BY CONNOR BAMFORDNHS – Ben K Adams – Flickr
Science and new discoveries rely upon access to lots of accurate data. Take for example the realisation of epidemiologist, Sir Richard Doll. He discovered that smoking tobacco leads to an increased risk in developing lung cancer and heart disease. In order to do so, his team had to personally interview patients and question their behaviour, slowly connecting the dots between smoking and cancer. Imagine if they had access to the largest medical database on the planet at the click of a finger.
In the UK, we have this very database in the form of National Health Service (NHS) medical records. But as the British Heart Foundation (BHF) outlines in their recent report (Clear and present data: how access to our medical records can help life saving science, June 2012) it is not as easy as Googling a disease.
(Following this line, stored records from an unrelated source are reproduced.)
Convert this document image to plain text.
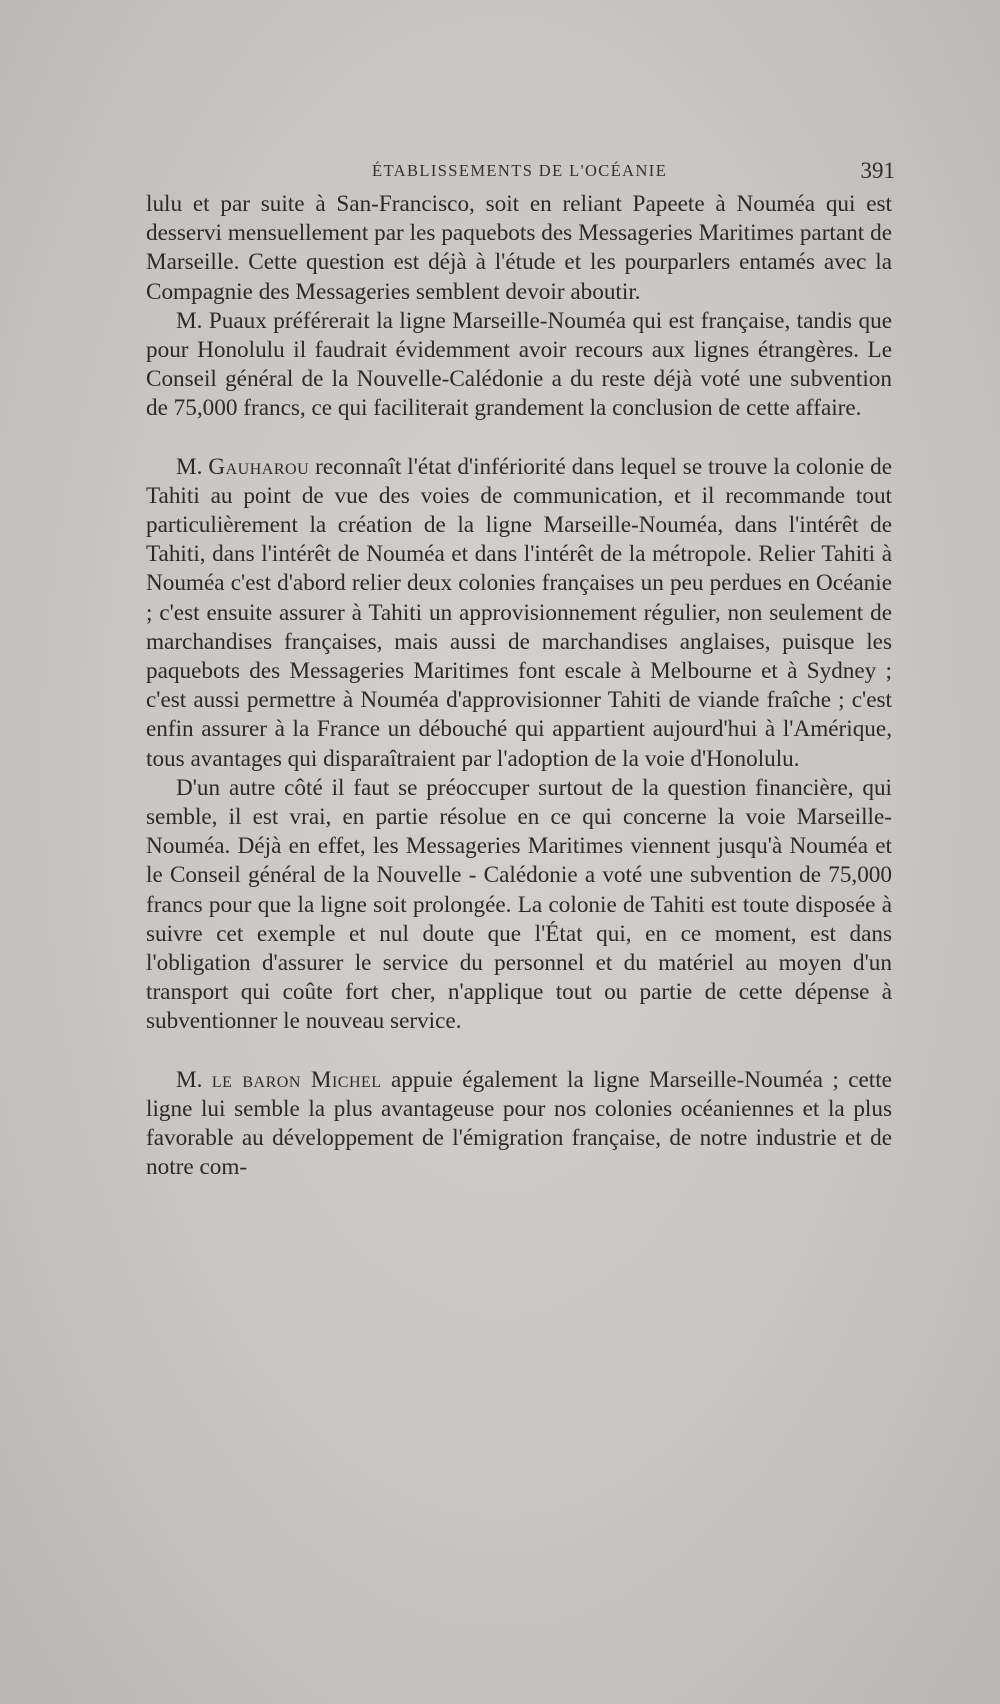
ÉTABLISSEMENTS DE L'OCÉANIE	391

lulu et par suite à San-Francisco, soit en reliant Papeete à Nouméa qui est desservi mensuellement par les paquebots des Messageries Maritimes partant de Marseille. Cette question est déjà à l'étude et les pourparlers entamés avec la Compagnie des Messageries semblent devoir aboutir.

M. Puaux préférerait la ligne Marseille-Nouméa qui est française, tandis que pour Honolulu il faudrait évidemment avoir recours aux lignes étrangères. Le Conseil général de la Nouvelle-Calédonie a du reste déjà voté une subvention de 75,000 francs, ce qui faciliterait grandement la conclusion de cette affaire.

M. Gauharou reconnaît l'état d'infériorité dans lequel se trouve la colonie de Tahiti au point de vue des voies de communication, et il recommande tout particulièrement la création de la ligne Marseille-Nouméa, dans l'intérêt de Tahiti, dans l'intérêt de Nouméa et dans l'intérêt de la métropole. Relier Tahiti à Nouméa c'est d'abord relier deux colonies françaises un peu perdues en Océanie ; c'est ensuite assurer à Tahiti un approvisionnement régulier, non seulement de marchandises françaises, mais aussi de marchandises anglaises, puisque les paquebots des Messageries Maritimes font escale à Melbourne et à Sydney ; c'est aussi permettre à Nouméa d'approvisionner Tahiti de viande fraîche ; c'est enfin assurer à la France un débouché qui appartient aujourd'hui à l'Amérique, tous avantages qui disparaîtraient par l'adoption de la voie d'Honolulu.

D'un autre côté il faut se préoccuper surtout de la question financière, qui semble, il est vrai, en partie résolue en ce qui concerne la voie Marseille-Nouméa. Déjà en effet, les Messageries Maritimes viennent jusqu'à Nouméa et le Conseil général de la Nouvelle - Calédonie a voté une subvention de 75,000 francs pour que la ligne soit prolongée. La colonie de Tahiti est toute disposée à suivre cet exemple et nul doute que l'État qui, en ce moment, est dans l'obligation d'assurer le service du personnel et du matériel au moyen d'un transport qui coûte fort cher, n'applique tout ou partie de cette dépense à subventionner le nouveau service.

M. le baron Michel appuie également la ligne Marseille-Nouméa ; cette ligne lui semble la plus avantageuse pour nos colonies océaniennes et la plus favorable au développement de l'émigration française, de notre industrie et de notre com-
The NHS functions by storing a detailed medical history of each patient by name, date of birth and address. This information is crucial in allowing for scientists to conduct clinical trials or to discover new links between behaviours and disease. However the very personal nature of the information inhibits its use.
Despite the majority of data used by researchers being anonymous, some, like that for clinical trials, demand the inclusion of your contact details. As if you meet their inclusion criteria, they must have some means to get in touch to include you in any potential study. Hence there exists a weave of legislation protecting our medical data. Yet, researchers feel this is an unnecessarily complex barrier to accessing the data.
This BHF battle cry comes at a time when the UK is attempting to revolutionise the way medical science is conducted across the country. By opening data up, the government hopes that a more efficient, life saving establishment will emerge. Only time will tell if this happens but until then we should begin to weigh up the risks and benefits of letting researchers peer at our medical data. Like Sir Richard Doll, who knows what they will find.